Even now, there were not a lot of black agents in the Border Patrol. Hell, there were barely any agents at all. Oh, there were bodies, all right. There were more people in uniform than ever before. Homeland Security had flooded the Border Patrol with gung-ho new Terminators. But they didn’t know squat about the border, not really. How could they? It took a guy ten years to really get it.
Arnie had served at Wellton Station in Arizona. It had been a tight little unit of almost thirty guys. Then DHS had started pumping in the fresh bods, and the station swelled to three hundred people jammed into the crumbling building. They had to tear it down and build a bigger station, not to hold more wets but to hold the overflow of agents.
Arnie had relocated to Calexico, and now he was on loan to San Diego. He put on his reading glasses to study the papers on his clipboard. He glanced into the cage.
The little smiley Mexican girl was looking at him.
My black skin, he said to himself, is beautiful.
He laughed out loud and moved on.
The government knew a secret that the American public didn’t: the numbers of border crossers were down, across the board.
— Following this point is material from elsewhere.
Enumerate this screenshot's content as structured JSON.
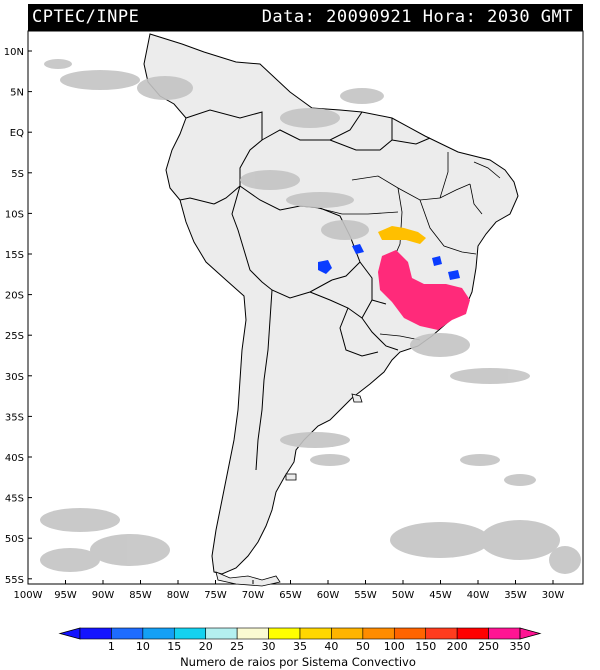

Maybe the fence, maybe the harsh new atmosphere in the US, maybe everybody had already fled Mex, like the old guys occasionally joked. But all these new agents were here, pumped, eager for action. The DHS paranoia and training had them searching for terrorists under every desk. Arnie shook his head. They actually believed an atomic bomb would be discovered in one of these backpacks, tucked under the underpants.
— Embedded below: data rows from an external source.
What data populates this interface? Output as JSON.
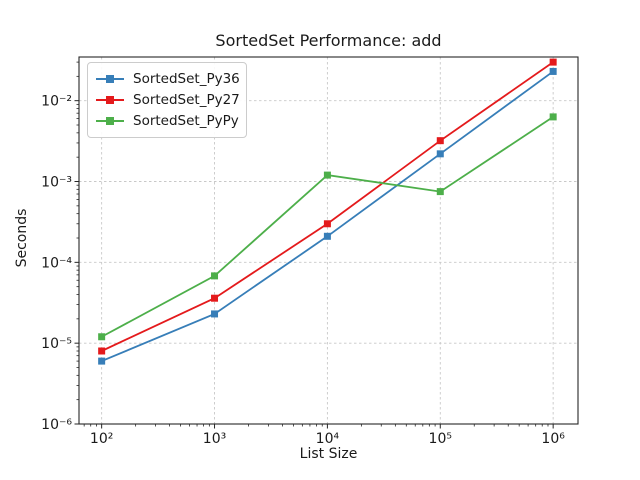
{
  "figure": {
    "background": "#ffffff",
    "text_color": "#1a1a1a",
    "grid_color": "#c8c8c8",
    "spine_color": "#262626"
  },
  "chart_data": {
    "type": "line",
    "title": "SortedSet Performance: add",
    "xlabel": "List Size",
    "ylabel": "Seconds",
    "x_scale": "log",
    "y_scale": "log",
    "grid": true,
    "legend_position": "upper left",
    "marker": "square",
    "x": [
      100,
      1000,
      10000,
      100000,
      1000000
    ],
    "series": [
      {
        "name": "SortedSet_Py36",
        "color": "#377eb8",
        "values": [
          6e-06,
          2.3e-05,
          0.00021,
          0.0022,
          0.023
        ]
      },
      {
        "name": "SortedSet_Py27",
        "color": "#e41a1c",
        "values": [
          8e-06,
          3.6e-05,
          0.0003,
          0.0032,
          0.03
        ]
      },
      {
        "name": "SortedSet_PyPy",
        "color": "#4daf4a",
        "values": [
          1.2e-05,
          6.8e-05,
          0.0012,
          0.00075,
          0.0063
        ]
      }
    ],
    "xlim": [
      63,
      1660000
    ],
    "ylim": [
      1e-06,
      0.0347
    ],
    "x_tick_exponents": [
      2,
      3,
      4,
      5,
      6
    ],
    "y_tick_exponents": [
      -6,
      -5,
      -4,
      -3,
      -2
    ],
    "x_tick_labels": [
      "10²",
      "10³",
      "10⁴",
      "10⁵",
      "10⁶"
    ],
    "y_tick_labels": [
      "10⁻⁶",
      "10⁻⁵",
      "10⁻⁴",
      "10⁻³",
      "10⁻²"
    ]
  }
}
So they had to do something, now that talk radio and cable TV were so fascinated with every bit of border enforcement—until the next election season, anyway. The suits and the big dogs came up with a great assignment for the new Terminators—they were being sent out to arrest wets who were leaving the United States for Mexico. Hey, if you can’t catch ’em coming in anymore, bust ’em when they’re doing you a favor and trying to get back out.
Arnie thought a lot about that “f-you money.”
Elk, man, elk.
He came back for Nayeli. Crooked a finger at her. Opened the gate for her.
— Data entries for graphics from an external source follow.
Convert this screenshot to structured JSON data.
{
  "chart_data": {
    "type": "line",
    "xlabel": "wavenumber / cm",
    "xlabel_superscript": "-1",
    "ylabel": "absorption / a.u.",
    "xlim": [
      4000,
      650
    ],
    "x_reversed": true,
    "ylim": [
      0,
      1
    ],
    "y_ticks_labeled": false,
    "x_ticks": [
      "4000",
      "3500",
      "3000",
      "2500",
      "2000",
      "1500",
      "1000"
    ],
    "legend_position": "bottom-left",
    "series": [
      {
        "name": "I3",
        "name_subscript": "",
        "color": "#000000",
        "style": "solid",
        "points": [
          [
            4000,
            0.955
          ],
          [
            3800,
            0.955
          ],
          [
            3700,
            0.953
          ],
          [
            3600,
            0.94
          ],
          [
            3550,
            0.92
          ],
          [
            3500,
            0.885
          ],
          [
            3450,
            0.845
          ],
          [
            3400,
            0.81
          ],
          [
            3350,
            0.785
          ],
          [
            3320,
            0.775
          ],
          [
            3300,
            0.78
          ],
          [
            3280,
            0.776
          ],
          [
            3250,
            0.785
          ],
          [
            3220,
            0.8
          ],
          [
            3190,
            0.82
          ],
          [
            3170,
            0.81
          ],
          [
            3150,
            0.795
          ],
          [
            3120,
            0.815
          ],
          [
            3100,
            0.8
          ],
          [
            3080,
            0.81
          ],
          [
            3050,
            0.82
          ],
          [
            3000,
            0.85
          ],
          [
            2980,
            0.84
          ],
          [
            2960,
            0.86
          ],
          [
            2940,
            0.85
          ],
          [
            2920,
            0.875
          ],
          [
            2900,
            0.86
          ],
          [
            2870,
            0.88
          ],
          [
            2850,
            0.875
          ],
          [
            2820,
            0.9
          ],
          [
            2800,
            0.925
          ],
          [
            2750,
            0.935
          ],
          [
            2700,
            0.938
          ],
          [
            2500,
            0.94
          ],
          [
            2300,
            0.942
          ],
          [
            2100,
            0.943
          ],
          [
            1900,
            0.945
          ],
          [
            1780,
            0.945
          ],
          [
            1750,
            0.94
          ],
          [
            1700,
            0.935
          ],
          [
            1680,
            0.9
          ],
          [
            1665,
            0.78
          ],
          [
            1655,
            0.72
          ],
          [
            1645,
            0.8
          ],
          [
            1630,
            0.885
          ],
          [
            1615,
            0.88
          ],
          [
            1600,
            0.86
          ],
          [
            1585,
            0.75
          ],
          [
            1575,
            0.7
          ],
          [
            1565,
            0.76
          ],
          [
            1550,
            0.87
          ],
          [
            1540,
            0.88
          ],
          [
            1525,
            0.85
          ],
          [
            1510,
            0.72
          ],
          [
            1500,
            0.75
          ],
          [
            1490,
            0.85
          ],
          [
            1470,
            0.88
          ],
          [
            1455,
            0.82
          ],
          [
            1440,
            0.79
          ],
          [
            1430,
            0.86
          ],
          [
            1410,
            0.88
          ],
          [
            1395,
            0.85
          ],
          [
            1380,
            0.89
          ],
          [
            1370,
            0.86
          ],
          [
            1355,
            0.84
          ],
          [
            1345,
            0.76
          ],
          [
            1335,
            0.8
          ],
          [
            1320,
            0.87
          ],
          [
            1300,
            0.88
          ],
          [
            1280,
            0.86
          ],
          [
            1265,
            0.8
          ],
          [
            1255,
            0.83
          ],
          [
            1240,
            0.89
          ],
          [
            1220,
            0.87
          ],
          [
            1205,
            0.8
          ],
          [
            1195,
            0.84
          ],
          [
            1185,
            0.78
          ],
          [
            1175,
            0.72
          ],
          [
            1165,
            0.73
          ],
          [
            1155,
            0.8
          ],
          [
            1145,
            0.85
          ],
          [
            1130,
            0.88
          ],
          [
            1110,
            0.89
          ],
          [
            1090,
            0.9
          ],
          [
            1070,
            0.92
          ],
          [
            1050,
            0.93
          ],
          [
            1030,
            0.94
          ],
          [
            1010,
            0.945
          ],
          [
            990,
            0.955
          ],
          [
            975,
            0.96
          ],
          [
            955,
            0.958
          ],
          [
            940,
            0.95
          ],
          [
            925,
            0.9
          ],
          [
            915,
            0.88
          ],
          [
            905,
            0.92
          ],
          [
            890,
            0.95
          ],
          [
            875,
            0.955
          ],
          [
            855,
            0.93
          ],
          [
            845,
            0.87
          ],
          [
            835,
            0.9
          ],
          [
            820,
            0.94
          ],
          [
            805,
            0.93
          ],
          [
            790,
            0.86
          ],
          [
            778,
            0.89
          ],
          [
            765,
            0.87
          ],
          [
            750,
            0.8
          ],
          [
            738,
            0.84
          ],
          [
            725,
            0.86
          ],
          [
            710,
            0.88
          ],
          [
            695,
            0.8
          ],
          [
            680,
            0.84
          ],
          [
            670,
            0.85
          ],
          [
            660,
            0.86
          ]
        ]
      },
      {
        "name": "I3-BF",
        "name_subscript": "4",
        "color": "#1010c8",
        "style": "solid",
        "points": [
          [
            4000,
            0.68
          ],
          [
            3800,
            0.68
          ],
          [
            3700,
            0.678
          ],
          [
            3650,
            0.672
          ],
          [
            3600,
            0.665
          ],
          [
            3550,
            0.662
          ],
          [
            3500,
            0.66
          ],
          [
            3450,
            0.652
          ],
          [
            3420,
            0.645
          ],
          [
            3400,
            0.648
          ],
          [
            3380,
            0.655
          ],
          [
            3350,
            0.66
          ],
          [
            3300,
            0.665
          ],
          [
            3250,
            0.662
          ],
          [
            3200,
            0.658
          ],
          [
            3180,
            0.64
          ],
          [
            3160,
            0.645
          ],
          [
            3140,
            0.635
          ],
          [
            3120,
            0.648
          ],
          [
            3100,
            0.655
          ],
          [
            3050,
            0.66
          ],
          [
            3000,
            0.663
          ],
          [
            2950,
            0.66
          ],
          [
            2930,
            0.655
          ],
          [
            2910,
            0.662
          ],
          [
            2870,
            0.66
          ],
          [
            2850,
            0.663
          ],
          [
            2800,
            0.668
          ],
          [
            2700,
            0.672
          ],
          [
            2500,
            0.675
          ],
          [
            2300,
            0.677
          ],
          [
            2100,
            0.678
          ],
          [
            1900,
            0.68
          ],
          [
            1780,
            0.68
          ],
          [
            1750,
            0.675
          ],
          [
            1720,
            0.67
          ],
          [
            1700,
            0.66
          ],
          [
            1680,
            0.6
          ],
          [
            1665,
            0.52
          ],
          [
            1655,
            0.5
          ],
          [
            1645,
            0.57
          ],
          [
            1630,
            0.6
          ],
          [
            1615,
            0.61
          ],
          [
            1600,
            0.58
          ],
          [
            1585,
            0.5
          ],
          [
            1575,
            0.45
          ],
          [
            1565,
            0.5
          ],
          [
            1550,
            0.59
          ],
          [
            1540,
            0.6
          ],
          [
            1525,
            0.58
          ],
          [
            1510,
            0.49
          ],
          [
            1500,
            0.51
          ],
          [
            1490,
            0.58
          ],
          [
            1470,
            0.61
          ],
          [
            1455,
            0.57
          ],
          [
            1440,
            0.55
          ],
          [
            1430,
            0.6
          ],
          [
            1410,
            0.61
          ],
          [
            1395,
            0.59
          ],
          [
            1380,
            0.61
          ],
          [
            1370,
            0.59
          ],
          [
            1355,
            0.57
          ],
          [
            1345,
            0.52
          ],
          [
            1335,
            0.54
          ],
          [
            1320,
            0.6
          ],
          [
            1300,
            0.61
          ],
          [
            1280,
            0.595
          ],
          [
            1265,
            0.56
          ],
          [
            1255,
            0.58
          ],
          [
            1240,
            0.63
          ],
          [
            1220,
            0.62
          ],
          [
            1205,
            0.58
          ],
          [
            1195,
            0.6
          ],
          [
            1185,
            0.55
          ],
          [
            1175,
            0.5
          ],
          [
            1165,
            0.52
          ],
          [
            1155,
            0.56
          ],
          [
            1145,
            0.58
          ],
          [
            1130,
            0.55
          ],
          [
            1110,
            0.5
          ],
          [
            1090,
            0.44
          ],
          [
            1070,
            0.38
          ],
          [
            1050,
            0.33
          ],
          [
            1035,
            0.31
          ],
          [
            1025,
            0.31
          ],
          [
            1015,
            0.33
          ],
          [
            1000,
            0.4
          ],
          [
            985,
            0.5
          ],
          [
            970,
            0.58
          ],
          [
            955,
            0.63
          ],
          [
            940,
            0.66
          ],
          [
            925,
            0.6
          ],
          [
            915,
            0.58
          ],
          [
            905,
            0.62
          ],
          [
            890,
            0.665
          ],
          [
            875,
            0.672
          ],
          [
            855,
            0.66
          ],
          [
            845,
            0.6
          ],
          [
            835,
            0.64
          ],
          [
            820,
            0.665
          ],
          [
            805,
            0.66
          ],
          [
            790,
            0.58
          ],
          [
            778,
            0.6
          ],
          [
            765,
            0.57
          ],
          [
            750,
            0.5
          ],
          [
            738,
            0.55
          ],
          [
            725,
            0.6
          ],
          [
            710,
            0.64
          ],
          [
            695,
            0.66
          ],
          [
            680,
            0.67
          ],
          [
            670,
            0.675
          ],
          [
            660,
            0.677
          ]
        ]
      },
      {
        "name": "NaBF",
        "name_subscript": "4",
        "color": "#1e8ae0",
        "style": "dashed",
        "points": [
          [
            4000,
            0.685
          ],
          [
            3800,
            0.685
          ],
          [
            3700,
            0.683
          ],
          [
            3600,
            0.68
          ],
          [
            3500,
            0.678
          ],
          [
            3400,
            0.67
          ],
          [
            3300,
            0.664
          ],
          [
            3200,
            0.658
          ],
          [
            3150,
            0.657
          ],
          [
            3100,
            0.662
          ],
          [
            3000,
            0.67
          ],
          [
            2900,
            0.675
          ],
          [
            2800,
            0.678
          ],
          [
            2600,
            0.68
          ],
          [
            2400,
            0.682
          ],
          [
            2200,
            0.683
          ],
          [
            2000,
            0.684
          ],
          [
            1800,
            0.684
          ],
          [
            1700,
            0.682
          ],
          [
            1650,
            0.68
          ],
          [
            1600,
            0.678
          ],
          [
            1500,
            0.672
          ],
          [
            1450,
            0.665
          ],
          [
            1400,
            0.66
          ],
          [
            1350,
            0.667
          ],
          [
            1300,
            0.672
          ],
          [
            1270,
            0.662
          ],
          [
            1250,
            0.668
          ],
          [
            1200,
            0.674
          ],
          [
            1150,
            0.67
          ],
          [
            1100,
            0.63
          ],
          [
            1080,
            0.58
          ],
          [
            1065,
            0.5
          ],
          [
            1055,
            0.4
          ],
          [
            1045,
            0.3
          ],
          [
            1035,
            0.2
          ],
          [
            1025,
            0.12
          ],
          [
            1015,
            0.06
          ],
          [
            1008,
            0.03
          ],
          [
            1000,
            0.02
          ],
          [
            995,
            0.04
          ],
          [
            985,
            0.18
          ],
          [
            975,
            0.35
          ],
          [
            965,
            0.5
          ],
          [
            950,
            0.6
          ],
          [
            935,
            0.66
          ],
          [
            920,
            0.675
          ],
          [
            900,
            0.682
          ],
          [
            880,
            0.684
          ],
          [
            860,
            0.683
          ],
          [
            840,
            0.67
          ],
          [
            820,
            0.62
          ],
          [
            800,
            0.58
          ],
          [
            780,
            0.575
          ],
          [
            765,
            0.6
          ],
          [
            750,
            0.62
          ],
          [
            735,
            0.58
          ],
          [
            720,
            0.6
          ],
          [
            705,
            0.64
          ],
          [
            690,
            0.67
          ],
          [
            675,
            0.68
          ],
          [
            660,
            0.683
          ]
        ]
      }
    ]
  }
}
“Gracias,” she said, shyly grinning.
“We’re not going on a date,” he replied.
Photographs. Fingerprints. They sat at a table surrounded by other tables with worried paisanos and bored immigration agents. Arnie made some notes on a form. He wanted to know why she was carrying American money. Drugs? She shook her head. Hooker? No! When Nayeli started to tell him her story, he stopped writing. His mouth hung halfway open.
“Hey,” he said to the guy at the next table, “you gotta hear this.”
Nayeli told her story again. The agents shook their heads. It was the dumbest thing they’d heard all night. But they handed her all due respect: Nayeli had the most original wet story they’d heard in a week.
“You’re taking them back,” Arnie said.
She nodded. “I am here as a service to both our countries.”
He laughed. He looked around. He dropped his hands on the table.
“Well, well, well,” he said.
He laughed again, wiped his eyes.
“Do you not believe me?” she asked.
“Not really. But it’s a great story, I’ll give you that. Extra points for originality.”
She crossed her arms and frowned.
“I am not a liar,” she said.
“No. Just an illegal immigrant. That makes you so reliable!”